The call came when key figures from across the automotive industry, met with the European Commission to establish their priorities for a recovery plan to take the automotive industry out of the lockdown phase of the Covid-19 pandemic and beyond. By doing this, the group looks to stimulate the wider economy while bolstering the move to a carbon-neutral society.
Frans Timmermans, the Commission’s executive vice-president for the Green Deal, and Thierry Breton, commissioner for internal market, spoke with 19 industry representatives in a conference call on 13 May, joined by the European Automobile Manufacturers’ Association (ACEA) and the European Association of Automotive Suppliers (CLEPA).
Among the business leaders were BMW chairman Oliver Zipse, Daimler chairman Ola Källenius, Fiat Chrysler Automobiles CEO Mike Manley and Mårten Levenstam, head of product strategy at Volvo Cars.
‘The number one priority of the industry is to re-launch the market, thereby enabling production to resume at manufacturing sites across the EU,’ said ACEA director-general Eric-Mark Huitema. ‘Given the near-total collapse in sales, it will be crucial to provide a strong market stimulus to enable vehicle makers to fully reopen production facilities and keep people in jobs.’
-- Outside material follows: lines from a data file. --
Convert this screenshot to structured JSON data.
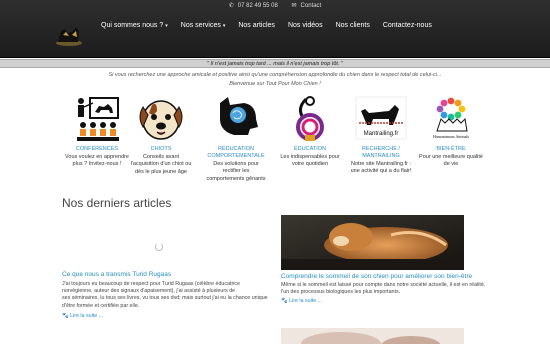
{
  "topbar": {
    "phone": "07 82 49 55 08",
    "contact": "Contact"
  },
  "nav": [
    {
      "label": "Qui sommes nous ?",
      "dropdown": true
    },
    {
      "label": "Nos services",
      "dropdown": true
    },
    {
      "label": "Nos articles",
      "dropdown": false
    },
    {
      "label": "Nos vidéos",
      "dropdown": false
    },
    {
      "label": "Nos clients",
      "dropdown": false
    },
    {
      "label": "Contactez-nous",
      "dropdown": false
    }
  ],
  "quote": "\" Il n'est jamais trop tard ... mais il n'est jamais trop tôt. \"",
  "intro": {
    "line1": "Si vous recherchez une approche amicale et positive ainsi qu'une compréhension approfondie du chien dans le respect total de celui-ci...",
    "line2": "Bienvenue sur Tout Pour Mon Chien !"
  },
  "services": [
    {
      "title": "CONFÉRENCES",
      "desc": "Vous voulez en apprendre plus ? Invitez-nous !",
      "icon": "conference-icon"
    },
    {
      "title": "CHIOTS",
      "desc": "Conseils avant l'acquisition d'un chiot ou dès le plus jeune âge",
      "icon": "puppy-icon"
    },
    {
      "title": "RÉDUCATION COMPORTEMENTALE",
      "desc": "Des solutions pour rectifier les comportements gênants",
      "icon": "dog-brain-icon"
    },
    {
      "title": "ÉDUCATION",
      "desc": "Les indispensables pour votre quotidien",
      "icon": "leash-icon"
    },
    {
      "title": "RECHERCHE / MANTRAILING",
      "desc": "Notre site Mantrailing.fr : une activité qui a du flair!",
      "icon": "mantrailing-logo",
      "logo_text": "Mantrailing.fr"
    },
    {
      "title": "BIEN-ÊTRE",
      "desc": "Pour une meilleure qualité de vie",
      "icon": "wellbeing-logo",
      "logo_text": "Humanimaux Animals"
    }
  ],
  "articles": {
    "heading": "Nos derniers articles",
    "items": [
      {
        "title": "Ce que nous a transmis Turid Rugaas",
        "desc_lines": [
          "J'ai toujours eu beaucoup de respect pour Turid Rugaas (célèbre éducatrice",
          "norvégienne, auteur des signaux d'apaisement), j'ai assisté à plusieurs de",
          "ses séminaires, lu tous ses livres, vu tous ses dvd; mais surtout j'ai eu la chance unique",
          "d'être formée et certifiée par elle."
        ],
        "read_more": "Lire la suite ..."
      },
      {
        "title": "Comprendre le sommeil de son chien pour améliorer son bien-être",
        "desc_lines": [
          "Même si le sommeil est laissé pour compte dans notre société actuelle, il est en réalité,",
          "l'un des processus biologiques les plus importants."
        ],
        "read_more": "Lire la suite ..."
      }
    ]
  },
  "colors": {
    "accent": "#2a8ec4",
    "header_bg": "#262626",
    "quote_band": "#cfcfcf"
  }
}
While vehicle and component production is starting to pick back up, ACEA pointed out this is not happening evenly across the EU member states. Because the automotive industry relies so heavily on a complex web of supply chains, recovery is being hampered. The CEOs too reiterated the need for a coordinated restart of activities and investments throughout the value chain.
Sigrid de Vries, CLEPA secretary-general said ‘win-win’ solutions were needed to address environmental, industrial and societal needs. This would mean recovery measures would not only restart the industry but employ a range of available technological solutions needed for carbon-neutrality.
‘Hand in hand with investments in renewable energy carriers and infrastructure, this will propel the Green Deal as well as safeguard employment and industrial activity in Europe,’ De Vries said.
Across the channel
In a separate move, the Society of Motor Manufacturers and Traders (SMMT) published guidance for the UK automotive manufacturing industry. This publication aims to ensure the health and safety of those on site, controlling the risk of transmission.
The document looks to cover the entire manufacturing environment, from workstations to staff entrances, car parks and shared offices. The advice ranges from social-distancing measures to hygiene standards to the use of personal protective equipment and mental health.
‘The coronavirus crisis has taken a heavy toll on the automotive industry but, as lockdown measures begin to ease, at last, there is some light at the end of the tunnel,’ said Mike Hawes, SMMT chief executive.
‘Global markets are starting to open up and overseas demand for UK-built vehicles, engines and components will follow. However, to accelerate this crucial sector’s recovery we need all parts of the jigsaw to be in place, starting with the reopening of automotive showrooms to drive essential market demand.’